Question

A 14 lb bowling ball is thrown onto a lane with a backspin angular speed of 10 rad/s and forward velocity of 25 ft/s. After a few seconds, the ball starts rolling without slip and forward velocity of 17.2 ft/s and angular velocity of 48.6 rad/s.
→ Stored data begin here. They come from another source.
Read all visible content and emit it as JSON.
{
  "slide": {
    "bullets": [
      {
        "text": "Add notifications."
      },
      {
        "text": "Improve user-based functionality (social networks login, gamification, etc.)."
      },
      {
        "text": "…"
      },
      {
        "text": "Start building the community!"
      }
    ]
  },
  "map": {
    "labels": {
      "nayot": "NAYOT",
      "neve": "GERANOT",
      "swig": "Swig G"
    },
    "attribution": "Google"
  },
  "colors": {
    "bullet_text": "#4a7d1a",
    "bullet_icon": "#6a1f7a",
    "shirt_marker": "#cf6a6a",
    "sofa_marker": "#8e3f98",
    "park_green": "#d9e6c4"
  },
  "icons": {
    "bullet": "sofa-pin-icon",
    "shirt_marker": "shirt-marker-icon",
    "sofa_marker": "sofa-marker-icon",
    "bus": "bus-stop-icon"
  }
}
The ball has a mass moment of inertia of 0.0204 slugs-ft2. Determine the work done by friction on the ball from the initial time until when it starts rolling without slip.

Answer 1

`W_(loss) = 47.368\,J`

Step-by-step explanation:

The situation is modelled after the Principle of Energy Conservation and Work-Energy Theorem:

`K_(t.1) - K_(t,2) + K_(r,1) - K_(r,2) = W_(loss)`

`W_(loss)=(1)/(2)\cdot (0.428\,slug)\cdot \left[\left(25\,(ft)/(s) \right)^(2)-\left(17.2\,(ft)/(s) \right)^(2)\right] + (1)/(2)\cdot \left(0.0204\,slug\cdot ft^(2)\right)\cdot \left[\left(10\,(rad)/(s) \right)^(2)-\left(48.6\,(ft)/(s) \right)^(2)\right]`

`W_(loss) = 47.368\,J`